En este mismo contexto (fines de los años 60), su disputa con la teoría de sistemas se vio complementada por su interrogación de las prácticas científicas y por la llamada crisis de legitimación de las sociedades del capitalismo tardío. Por un lado, había que resistir la auto-referencialidad de la ciencia y la técnica como ideología, sin caer en la narrativa terminal (Marcuse o Heidegger) relativa a la condición intrínsicamente perversa o irreflexiva de la técnica. Su pregunta era esta: ¿cómo desarrollar criterios normativos que fuesen capaces de resistir la auto-referencialidad de la racionalidad instrumental y que, mediante una debate público inclusivo, permitieran contrabalancear la tendencia gerencial de las sociedades del capitalismo tardío? Sobre todo porque dicho capitalismo no solo se expresaba bajo la lógica de la automatización del valor, sino bajo la supresión (sistémica) de la agencia humana, a partir de operaciones de recursividad autopoiética. En efecto, el debate en torno a la crisis de legitimación lo llevó a desarrollar su obra paradigmática, la Teoría de la acción comunicativa, en la que, en clara oposición a los enfoques sistémicos, se proponía una reconstrucción monumental del pensamiento filosófico y de la teoría social moderna, como base para la configuración de una teoría de la acción fundada en criterios normativos, intersubjetivos y comunicativos cuasi-trascendentales.

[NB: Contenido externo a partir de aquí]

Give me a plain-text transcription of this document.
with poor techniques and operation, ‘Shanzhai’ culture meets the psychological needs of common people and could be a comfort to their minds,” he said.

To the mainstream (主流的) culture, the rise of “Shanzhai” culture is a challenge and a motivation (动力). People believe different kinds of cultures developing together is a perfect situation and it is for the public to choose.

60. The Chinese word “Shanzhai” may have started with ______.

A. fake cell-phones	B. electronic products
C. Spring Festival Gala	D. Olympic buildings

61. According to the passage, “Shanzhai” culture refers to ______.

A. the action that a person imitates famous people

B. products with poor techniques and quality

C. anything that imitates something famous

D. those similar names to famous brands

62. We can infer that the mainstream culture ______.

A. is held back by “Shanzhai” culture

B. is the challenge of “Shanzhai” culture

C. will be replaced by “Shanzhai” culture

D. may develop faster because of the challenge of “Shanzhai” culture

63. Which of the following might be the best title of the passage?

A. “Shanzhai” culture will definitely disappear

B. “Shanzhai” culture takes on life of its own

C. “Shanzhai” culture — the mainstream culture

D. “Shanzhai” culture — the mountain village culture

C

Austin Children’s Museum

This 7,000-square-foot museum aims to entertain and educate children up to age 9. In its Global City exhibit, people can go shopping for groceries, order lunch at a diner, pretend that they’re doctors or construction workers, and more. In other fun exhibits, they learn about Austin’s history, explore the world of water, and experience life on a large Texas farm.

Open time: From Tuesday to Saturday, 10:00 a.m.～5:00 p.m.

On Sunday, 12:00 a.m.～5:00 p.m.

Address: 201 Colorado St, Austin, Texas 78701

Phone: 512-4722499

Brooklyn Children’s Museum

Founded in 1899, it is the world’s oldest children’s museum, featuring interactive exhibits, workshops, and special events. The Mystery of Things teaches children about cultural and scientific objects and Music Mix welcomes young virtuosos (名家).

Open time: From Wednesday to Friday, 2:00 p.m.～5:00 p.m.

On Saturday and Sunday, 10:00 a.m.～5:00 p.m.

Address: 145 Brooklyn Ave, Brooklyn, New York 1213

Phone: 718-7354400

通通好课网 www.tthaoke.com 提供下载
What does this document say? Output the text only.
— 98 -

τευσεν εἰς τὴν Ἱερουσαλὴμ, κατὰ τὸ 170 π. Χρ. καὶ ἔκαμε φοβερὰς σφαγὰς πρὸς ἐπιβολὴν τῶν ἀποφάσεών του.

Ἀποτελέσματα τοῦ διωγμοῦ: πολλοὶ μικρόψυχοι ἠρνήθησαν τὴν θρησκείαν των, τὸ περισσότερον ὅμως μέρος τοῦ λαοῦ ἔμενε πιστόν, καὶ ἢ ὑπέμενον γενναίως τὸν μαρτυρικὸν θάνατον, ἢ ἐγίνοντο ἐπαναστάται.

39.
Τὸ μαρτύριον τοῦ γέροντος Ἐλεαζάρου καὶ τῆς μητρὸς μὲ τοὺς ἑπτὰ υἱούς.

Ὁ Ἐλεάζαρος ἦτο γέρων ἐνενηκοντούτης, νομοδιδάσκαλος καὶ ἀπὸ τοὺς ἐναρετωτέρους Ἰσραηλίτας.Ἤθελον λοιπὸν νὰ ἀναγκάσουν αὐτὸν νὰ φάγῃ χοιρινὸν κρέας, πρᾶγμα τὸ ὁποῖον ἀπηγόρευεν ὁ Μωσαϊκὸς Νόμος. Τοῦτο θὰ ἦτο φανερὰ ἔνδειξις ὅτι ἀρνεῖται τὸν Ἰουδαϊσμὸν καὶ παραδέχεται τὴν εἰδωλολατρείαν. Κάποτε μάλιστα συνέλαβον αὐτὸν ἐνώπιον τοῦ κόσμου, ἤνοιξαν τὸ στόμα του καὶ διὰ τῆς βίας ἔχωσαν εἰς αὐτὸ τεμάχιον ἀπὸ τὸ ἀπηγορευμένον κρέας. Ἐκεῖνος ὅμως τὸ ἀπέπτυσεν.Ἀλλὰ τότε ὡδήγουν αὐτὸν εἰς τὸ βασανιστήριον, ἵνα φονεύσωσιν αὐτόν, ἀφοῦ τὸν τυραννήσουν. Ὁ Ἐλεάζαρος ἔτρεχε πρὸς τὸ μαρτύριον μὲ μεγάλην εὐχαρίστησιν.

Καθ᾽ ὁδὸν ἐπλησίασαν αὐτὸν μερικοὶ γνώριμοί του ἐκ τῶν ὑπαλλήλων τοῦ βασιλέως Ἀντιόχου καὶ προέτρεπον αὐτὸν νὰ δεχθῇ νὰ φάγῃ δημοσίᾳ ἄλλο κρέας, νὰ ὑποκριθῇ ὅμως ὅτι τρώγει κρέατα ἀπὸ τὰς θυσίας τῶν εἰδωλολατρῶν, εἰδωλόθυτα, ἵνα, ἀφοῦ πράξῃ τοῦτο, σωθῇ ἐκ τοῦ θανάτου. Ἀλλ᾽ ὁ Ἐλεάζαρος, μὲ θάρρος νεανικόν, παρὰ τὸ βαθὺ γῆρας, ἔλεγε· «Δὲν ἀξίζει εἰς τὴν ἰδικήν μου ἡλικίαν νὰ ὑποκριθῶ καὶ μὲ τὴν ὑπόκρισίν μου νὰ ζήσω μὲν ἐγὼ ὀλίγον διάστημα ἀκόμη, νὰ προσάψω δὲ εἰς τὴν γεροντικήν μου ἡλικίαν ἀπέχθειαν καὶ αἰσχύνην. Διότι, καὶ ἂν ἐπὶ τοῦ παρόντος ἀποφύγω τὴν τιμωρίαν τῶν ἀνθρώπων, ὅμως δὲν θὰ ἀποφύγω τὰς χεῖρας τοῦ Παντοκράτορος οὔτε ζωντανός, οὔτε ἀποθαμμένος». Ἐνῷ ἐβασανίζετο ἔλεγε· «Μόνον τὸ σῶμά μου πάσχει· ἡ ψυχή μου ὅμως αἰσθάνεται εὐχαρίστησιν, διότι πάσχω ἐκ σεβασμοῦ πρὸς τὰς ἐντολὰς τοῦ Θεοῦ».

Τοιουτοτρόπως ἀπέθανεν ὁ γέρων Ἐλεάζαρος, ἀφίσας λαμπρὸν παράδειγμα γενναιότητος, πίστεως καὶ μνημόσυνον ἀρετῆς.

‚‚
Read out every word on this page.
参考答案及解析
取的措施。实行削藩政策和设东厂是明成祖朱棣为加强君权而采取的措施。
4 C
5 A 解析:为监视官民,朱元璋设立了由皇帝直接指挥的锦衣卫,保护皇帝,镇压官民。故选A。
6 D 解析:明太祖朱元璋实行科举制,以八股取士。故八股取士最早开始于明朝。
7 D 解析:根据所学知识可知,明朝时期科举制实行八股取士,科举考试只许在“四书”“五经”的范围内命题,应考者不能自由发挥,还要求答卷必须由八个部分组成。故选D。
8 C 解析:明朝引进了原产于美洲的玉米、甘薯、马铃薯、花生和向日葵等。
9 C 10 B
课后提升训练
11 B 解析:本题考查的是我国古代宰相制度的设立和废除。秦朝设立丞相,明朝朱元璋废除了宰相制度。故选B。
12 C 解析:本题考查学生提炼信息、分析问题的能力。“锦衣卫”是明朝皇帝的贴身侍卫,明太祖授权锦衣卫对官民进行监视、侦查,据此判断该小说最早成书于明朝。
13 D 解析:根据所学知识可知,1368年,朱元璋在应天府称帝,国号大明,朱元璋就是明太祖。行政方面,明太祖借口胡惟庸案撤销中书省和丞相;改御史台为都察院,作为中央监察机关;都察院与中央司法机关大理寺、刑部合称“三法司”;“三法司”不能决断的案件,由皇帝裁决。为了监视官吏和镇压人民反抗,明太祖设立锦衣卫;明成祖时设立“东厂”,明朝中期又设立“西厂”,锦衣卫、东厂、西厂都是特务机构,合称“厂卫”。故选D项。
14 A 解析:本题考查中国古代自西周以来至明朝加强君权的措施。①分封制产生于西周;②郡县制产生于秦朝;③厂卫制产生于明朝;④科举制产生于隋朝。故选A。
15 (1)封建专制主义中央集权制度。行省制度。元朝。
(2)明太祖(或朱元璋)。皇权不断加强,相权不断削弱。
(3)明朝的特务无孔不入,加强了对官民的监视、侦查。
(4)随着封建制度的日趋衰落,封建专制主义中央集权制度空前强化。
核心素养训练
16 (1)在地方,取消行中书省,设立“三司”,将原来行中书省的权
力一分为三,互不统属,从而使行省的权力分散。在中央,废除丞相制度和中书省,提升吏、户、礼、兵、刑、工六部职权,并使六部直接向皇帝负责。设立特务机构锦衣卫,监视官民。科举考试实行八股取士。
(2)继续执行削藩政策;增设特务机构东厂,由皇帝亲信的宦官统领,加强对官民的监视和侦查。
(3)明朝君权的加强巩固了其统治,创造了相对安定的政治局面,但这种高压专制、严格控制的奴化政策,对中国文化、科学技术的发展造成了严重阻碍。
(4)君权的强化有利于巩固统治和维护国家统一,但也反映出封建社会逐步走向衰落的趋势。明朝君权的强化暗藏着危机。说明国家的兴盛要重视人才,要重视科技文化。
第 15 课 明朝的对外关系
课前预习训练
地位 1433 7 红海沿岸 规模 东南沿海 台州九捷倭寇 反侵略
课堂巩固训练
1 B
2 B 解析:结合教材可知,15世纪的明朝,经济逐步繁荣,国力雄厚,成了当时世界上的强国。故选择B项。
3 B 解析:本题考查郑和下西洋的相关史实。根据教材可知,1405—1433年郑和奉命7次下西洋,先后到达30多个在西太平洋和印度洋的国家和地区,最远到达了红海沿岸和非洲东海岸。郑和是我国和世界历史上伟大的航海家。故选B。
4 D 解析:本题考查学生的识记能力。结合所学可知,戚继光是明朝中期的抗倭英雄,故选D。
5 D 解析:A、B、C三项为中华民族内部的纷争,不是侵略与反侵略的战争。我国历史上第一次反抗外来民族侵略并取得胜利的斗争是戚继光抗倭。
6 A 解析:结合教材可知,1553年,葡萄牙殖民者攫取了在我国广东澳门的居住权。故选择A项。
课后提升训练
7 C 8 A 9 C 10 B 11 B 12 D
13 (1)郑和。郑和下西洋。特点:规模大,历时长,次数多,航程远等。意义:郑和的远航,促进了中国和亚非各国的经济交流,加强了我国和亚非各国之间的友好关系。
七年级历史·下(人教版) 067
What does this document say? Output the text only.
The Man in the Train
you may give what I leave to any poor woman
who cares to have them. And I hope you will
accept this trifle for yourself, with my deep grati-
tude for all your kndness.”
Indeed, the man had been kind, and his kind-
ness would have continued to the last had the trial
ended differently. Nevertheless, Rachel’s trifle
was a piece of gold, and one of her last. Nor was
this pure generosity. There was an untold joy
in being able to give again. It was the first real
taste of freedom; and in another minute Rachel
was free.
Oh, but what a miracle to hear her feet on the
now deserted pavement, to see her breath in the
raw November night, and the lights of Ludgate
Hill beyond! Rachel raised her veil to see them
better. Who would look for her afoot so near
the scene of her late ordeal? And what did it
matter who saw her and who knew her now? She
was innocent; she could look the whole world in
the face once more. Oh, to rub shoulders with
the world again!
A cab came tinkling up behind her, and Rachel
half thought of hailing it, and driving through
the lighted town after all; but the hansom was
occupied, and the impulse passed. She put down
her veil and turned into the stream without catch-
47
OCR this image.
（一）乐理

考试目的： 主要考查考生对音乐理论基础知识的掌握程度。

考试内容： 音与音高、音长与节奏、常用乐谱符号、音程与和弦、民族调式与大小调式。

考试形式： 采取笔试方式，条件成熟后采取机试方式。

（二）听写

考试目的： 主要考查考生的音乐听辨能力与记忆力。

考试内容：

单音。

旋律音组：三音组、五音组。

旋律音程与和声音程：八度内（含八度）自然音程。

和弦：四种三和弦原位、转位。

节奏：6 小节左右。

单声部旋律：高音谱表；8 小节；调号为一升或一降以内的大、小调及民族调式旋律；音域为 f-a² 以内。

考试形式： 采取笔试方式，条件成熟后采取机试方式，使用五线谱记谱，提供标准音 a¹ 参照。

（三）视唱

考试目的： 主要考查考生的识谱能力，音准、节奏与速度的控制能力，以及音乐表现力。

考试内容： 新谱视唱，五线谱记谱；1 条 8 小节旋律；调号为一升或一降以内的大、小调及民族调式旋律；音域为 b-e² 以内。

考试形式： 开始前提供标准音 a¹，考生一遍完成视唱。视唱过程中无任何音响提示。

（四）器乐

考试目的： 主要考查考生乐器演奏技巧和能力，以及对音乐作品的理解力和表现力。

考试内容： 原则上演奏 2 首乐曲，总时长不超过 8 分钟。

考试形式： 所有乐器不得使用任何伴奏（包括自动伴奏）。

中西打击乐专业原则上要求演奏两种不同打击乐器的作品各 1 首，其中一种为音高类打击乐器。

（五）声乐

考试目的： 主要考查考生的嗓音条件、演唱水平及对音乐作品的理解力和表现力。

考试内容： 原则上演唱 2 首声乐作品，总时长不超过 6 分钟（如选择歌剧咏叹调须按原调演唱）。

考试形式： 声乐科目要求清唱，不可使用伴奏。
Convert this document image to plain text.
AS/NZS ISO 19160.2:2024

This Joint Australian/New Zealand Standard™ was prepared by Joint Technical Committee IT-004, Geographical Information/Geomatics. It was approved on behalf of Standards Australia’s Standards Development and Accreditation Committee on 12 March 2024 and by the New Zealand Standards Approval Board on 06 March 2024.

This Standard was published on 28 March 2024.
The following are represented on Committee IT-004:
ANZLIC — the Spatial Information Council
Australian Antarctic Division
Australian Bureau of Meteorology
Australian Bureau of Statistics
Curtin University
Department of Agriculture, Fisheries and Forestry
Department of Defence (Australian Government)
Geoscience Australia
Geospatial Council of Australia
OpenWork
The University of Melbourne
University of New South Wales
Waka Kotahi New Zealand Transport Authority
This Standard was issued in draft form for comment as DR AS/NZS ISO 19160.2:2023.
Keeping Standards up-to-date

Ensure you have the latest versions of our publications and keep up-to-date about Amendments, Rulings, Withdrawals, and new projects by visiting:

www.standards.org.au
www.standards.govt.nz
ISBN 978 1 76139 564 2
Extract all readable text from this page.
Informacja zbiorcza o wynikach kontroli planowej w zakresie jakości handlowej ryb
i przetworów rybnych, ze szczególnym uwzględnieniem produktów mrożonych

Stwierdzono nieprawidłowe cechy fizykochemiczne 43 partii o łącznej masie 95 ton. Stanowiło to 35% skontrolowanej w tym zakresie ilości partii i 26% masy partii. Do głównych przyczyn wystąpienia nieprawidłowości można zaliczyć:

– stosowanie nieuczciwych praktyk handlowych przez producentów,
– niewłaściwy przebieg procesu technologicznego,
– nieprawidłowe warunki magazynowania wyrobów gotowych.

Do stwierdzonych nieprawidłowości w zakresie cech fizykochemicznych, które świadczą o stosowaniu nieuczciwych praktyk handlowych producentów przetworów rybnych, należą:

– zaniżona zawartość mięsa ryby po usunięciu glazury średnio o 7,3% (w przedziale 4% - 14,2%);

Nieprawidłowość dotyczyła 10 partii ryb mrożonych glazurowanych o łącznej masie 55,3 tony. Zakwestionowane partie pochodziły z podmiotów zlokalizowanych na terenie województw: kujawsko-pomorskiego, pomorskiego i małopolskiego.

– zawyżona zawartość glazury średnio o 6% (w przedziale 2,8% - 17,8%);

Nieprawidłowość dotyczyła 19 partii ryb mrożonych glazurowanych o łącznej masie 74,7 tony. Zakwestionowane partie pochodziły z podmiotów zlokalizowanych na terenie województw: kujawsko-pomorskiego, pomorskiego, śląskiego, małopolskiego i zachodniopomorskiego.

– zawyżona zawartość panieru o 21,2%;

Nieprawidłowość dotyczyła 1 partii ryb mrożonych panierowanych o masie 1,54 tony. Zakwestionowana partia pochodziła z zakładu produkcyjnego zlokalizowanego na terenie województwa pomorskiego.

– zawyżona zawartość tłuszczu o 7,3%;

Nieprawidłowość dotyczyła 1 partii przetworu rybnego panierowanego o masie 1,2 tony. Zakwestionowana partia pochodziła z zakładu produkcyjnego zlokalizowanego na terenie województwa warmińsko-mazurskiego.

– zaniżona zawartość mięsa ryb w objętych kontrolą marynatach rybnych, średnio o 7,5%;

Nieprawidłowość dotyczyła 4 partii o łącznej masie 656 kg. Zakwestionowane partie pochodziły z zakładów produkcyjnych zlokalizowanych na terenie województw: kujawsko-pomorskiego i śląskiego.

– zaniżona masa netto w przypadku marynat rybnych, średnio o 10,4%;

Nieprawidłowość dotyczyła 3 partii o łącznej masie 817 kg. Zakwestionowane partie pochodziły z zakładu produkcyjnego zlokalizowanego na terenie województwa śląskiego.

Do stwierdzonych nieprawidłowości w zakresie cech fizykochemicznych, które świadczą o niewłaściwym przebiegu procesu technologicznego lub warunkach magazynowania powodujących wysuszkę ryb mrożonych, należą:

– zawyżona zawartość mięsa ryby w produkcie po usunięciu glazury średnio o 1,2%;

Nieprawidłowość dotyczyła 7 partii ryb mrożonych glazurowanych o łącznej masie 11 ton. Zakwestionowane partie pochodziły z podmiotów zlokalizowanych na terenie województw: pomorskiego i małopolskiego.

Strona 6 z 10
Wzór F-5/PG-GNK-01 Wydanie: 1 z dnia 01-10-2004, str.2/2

Por supuesto, dicha propuesta fue recibida con escepticismo, pues Habermas parecía olvidar la pregunta por las formaciones de poder y subjetivación (Foucault, Bourdieu); es decir, parecía omitir los efectos “normalizadores” del orden normativo, y parecía desconocer las formas performáticas de la acción (Goffman), mientras privilegiaba los presupuestos evolucionistas de la teoría sociológica norteamericana (no solo la fenomenología de Schutz que había emigrado a Nueva York arrancando del nazismo, sino el interaccionismo simbólico y, fundamentalmente, la teoría de la acción de Talcott Parsons). Todo esto, más allá del impacto editorial y de los usos indiscriminados (universalizantes, descontextualizados y, sobre todo, deshistorizados) de sus contribuciones. Sin embargo, su firma ya había alcanzado un rango preponderante y a eso debemos sus intercambios críticos y polémicos con Richard Rorty, John Rawls, y Peter Sloterdijk, entre otros. Mientras que los primeros estaban concernidos con el estatuto del pragmatismo como “fundamentación contingente” de las democracias occidentales, y con los límites del liberalismo desde el punto de vista de una democracia deliberativa e inclusiva, el indirecto debate con Sloterdijk anticipaba ya una preocupación con los desarrollos del pensamiento post-humanista y con lo que el mismo Sloterdijk llamó el fin de la teoría crítica, para señalar, no sin sarcasmo, el agotamiento radical del proyecto humanista-ilustrado que Habermas defendía.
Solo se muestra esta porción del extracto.